Même lorsque l'entourage est bienveillant, ces moments peuvent être vécus comme très exposants.


À force, certains enfants commencent à anticiper l'erreur avant même qu'elle n'arrive.


Le problème n'est pas seulement la lecture


Ce qui fait souffrir n'est pas toujours la difficulté elle-même.


C'est parfois ce qu'elle finit par raconter à l'enfant sur lui-même.


Peu à peu peuvent apparaître des pensées comme :


– « Je suis moins intelligent. »

– « Les autres y arrivent mieux que moi. »

– « Je vais encore me tromper. »

– « Je suis nul en français. »


Alors qu'en réalité, la dyslexie ne dit rien de l'intelligence de l'enfant.


Elle concerne l'accès à l'écrit, pas ses capacités à réfléchir, comprendre ou apprendre.


Quand l'effort devient invisible


C'est l'une des grandes injustices vécues par certains enfants dyslexiques.

Ils fournissent parfois énormément d'efforts.


Ils relisent.

Ils s'entraînent.

Ils persévèrent.


Mais les résultats visibles ne reflètent pas toujours le travail réalisé.


À force, certains finissent par croire que leurs efforts ne servent à rien.


Et cette idée est souvent beaucoup plus dangereuse que les difficultés scolaires elles-mêmes.


Les stratégies d'évitement


Pour se protéger, certains enfants développent progressivement des stratégies.

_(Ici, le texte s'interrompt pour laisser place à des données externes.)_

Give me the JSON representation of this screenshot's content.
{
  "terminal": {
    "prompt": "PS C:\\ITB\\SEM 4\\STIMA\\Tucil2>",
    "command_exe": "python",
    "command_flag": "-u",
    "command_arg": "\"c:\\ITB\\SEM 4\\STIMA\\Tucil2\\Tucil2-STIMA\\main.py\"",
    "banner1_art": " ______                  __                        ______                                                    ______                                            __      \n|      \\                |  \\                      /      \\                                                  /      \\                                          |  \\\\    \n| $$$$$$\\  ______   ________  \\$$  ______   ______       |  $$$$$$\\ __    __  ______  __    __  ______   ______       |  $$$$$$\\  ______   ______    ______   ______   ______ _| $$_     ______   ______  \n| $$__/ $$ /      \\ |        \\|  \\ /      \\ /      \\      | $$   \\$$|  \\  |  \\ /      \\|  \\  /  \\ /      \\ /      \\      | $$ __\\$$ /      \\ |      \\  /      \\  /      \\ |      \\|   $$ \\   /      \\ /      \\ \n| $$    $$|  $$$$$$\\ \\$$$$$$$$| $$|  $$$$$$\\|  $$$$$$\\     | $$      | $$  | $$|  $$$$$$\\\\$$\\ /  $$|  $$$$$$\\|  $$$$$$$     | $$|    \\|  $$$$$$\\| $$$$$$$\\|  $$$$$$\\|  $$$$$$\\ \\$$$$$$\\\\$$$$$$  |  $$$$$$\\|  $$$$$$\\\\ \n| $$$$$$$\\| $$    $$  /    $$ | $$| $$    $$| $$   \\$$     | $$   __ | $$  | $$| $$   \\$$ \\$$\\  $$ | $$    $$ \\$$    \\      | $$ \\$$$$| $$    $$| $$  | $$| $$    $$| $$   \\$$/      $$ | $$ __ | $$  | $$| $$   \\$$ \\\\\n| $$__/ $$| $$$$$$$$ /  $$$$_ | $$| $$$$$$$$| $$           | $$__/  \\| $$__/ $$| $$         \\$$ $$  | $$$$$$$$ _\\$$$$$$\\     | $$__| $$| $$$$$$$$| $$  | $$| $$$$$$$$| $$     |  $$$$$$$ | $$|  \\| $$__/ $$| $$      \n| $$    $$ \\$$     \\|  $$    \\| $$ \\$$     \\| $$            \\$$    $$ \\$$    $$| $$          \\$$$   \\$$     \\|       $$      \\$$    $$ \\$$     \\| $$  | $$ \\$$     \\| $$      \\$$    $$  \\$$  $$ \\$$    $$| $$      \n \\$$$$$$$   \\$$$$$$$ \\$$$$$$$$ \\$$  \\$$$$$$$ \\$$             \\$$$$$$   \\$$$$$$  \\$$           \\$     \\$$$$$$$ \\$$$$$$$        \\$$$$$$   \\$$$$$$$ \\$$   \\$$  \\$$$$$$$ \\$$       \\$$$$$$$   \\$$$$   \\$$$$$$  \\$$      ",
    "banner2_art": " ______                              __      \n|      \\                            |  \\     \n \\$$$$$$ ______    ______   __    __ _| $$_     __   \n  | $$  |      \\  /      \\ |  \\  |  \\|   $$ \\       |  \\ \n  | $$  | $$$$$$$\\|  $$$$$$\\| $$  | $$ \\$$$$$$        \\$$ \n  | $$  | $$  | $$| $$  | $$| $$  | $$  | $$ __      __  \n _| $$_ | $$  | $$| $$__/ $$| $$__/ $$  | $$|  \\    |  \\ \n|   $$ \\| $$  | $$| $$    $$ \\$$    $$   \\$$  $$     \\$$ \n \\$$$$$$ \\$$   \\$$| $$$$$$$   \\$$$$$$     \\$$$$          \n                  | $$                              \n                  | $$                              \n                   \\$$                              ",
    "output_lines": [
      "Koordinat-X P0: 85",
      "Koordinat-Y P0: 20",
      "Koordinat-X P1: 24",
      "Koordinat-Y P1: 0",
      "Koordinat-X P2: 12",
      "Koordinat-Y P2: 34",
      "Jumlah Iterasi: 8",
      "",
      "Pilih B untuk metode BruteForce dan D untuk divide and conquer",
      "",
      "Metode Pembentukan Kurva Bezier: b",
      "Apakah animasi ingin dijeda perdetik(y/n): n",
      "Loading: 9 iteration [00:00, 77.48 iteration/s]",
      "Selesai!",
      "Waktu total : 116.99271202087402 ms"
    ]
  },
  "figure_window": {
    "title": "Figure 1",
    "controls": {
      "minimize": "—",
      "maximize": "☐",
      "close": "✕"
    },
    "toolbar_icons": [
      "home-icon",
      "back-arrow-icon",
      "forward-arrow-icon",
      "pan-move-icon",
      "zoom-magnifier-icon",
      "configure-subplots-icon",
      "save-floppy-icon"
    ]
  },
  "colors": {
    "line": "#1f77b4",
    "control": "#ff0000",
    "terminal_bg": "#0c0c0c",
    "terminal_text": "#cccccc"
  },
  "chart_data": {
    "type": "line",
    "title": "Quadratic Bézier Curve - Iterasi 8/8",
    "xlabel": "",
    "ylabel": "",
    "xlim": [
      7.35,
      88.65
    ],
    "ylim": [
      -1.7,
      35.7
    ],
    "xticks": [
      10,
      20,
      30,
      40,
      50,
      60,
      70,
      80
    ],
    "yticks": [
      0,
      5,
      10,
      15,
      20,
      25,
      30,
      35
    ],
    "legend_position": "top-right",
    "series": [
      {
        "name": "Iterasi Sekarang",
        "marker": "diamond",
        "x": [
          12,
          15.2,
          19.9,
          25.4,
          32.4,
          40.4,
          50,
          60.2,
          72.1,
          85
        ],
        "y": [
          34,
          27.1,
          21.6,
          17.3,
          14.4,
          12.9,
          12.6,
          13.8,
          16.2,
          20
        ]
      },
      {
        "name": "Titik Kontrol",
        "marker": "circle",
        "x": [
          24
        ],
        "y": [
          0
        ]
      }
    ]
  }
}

Ils évitent de lire devant les autres.

Ils disent qu'ils n'aiment pas les livres.

Ils refusent certaines activités.

Ils se montrent indifférents.


Parfois même, ils préfèrent donner l'impression de ne pas essayer plutôt que de risquer un nouvel échec.


Vu de l'extérieur, cela peut être interprété comme un manque de motivation.

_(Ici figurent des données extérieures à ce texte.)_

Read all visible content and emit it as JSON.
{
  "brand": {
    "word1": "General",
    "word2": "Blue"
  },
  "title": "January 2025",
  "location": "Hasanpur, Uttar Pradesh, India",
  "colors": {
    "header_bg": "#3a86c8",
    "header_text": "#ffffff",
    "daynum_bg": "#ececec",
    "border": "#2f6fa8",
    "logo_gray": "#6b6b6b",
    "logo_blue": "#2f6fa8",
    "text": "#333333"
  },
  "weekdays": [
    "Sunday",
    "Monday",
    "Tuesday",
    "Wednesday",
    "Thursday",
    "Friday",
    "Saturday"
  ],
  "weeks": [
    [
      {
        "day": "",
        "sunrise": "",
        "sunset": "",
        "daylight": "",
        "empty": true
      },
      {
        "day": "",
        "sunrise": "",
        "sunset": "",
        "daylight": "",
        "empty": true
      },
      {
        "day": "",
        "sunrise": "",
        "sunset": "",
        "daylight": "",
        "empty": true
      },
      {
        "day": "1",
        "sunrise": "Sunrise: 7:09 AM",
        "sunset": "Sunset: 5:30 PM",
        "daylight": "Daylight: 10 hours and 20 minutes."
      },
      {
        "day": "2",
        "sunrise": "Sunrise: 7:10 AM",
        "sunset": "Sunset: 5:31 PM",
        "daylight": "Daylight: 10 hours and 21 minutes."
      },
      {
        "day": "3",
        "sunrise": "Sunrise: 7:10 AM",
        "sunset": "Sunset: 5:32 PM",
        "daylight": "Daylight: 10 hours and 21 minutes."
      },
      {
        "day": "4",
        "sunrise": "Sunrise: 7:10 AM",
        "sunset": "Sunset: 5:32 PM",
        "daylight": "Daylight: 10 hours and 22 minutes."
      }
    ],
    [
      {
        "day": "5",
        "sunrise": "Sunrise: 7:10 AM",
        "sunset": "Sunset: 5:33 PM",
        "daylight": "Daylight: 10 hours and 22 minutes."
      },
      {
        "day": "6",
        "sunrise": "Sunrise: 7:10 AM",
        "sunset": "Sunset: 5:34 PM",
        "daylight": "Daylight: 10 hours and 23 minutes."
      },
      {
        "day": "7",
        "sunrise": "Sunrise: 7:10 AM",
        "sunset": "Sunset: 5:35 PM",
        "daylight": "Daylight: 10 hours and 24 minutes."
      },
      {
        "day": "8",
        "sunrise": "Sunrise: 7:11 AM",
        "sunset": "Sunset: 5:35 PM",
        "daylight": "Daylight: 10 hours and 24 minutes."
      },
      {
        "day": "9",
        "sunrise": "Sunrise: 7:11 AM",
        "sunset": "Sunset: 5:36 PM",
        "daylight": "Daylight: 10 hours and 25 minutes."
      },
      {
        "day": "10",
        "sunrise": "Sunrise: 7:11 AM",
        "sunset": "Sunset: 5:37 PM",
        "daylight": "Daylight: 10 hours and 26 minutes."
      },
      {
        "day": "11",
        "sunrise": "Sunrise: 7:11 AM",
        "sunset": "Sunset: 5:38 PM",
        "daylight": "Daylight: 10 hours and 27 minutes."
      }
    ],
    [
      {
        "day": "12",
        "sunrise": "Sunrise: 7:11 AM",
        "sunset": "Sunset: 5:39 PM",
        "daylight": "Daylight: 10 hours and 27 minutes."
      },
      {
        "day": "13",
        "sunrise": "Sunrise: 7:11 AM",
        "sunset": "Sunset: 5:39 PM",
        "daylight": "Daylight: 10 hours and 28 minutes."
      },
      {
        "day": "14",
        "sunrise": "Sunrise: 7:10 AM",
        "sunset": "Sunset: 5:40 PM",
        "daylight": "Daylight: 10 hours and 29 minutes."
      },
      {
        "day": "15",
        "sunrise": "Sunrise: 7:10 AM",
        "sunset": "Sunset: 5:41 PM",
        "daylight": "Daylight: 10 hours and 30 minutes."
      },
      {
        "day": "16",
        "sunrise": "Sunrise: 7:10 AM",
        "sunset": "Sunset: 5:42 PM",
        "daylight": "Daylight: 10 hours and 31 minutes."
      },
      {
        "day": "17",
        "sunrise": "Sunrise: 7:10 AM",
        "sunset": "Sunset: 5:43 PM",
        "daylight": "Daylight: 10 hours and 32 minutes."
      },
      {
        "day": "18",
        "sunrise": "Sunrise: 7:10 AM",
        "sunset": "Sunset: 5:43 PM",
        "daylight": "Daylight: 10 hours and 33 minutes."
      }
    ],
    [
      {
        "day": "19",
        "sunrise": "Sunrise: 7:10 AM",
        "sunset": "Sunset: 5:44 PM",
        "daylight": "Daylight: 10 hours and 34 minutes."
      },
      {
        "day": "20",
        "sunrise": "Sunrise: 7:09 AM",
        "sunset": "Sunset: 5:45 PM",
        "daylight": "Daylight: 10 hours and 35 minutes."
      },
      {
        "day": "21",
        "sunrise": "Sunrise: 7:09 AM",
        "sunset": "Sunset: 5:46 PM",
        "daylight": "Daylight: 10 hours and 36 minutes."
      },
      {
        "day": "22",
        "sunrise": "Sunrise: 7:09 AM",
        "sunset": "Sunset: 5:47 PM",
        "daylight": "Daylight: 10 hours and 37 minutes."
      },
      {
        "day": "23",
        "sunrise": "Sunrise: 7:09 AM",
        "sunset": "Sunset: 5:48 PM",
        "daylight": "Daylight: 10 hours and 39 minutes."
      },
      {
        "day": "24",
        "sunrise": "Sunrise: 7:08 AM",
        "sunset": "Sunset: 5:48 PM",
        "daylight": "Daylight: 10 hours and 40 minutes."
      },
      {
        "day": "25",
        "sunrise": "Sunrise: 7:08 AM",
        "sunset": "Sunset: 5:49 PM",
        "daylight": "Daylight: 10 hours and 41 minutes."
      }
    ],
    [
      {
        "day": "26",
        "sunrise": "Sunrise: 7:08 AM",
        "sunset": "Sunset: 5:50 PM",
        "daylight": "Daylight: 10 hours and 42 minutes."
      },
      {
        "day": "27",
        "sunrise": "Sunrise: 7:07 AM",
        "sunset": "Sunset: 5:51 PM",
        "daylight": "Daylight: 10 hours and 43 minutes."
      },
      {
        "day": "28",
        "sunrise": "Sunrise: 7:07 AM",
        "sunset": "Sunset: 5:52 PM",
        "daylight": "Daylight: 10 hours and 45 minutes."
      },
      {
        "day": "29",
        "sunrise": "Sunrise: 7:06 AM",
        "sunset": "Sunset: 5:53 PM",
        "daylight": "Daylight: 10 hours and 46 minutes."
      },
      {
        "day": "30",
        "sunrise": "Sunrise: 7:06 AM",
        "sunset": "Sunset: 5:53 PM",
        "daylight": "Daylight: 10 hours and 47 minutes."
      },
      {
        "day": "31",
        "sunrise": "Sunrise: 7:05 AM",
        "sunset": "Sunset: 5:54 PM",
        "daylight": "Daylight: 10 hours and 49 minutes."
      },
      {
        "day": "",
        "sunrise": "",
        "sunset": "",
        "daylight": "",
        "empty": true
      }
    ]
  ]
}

Mais il s'agit souvent d'un mécanisme de protection de l'estime de soi.


Ce qui aide vraiment


Les enfants dyslexiques ont évidemment besoin d'aménagements adaptés.

Mais ils ont aussi besoin que les adultes protègent leur confiance en eux.

Cela passe notamment par :


– valoriser les progrès plutôt que les comparaisons

– reconnaître les efforts invisibles

– mettre en avant leurs autres compétences

– rappeler que la dyslexie ne définit pas leur valeur

– leur permettre de vivre des réussites dans différents domaines


Une réflexion importante


Lorsqu'un enfant dyslexique lit difficilement, il est facile de voir ce qu'il ne parvient pas encore à faire.

Il est parfois plus difficile de voir tout ce qu'il mobilise pour continuer malgré les obstacles.

La persévérance.

Le courage.

L'adaptation.

La résilience.

Des compétences que les notes scolaires mesurent rarement.


Conclusion


Pour certains enfants qui ont une dyslexie, lire n'est pas seulement un exercice scolaire.


C'est parfois une activité qui met leur confiance en eux à l'épreuve presque quotidiennement.


Et si nous voulons réellement les aider, nous devons bien sûr soutenir leurs apprentissages.


Mais nous devons aussi protéger quelque chose d'encore plus précieux : l'image qu'ils construisent d'eux-mêmes.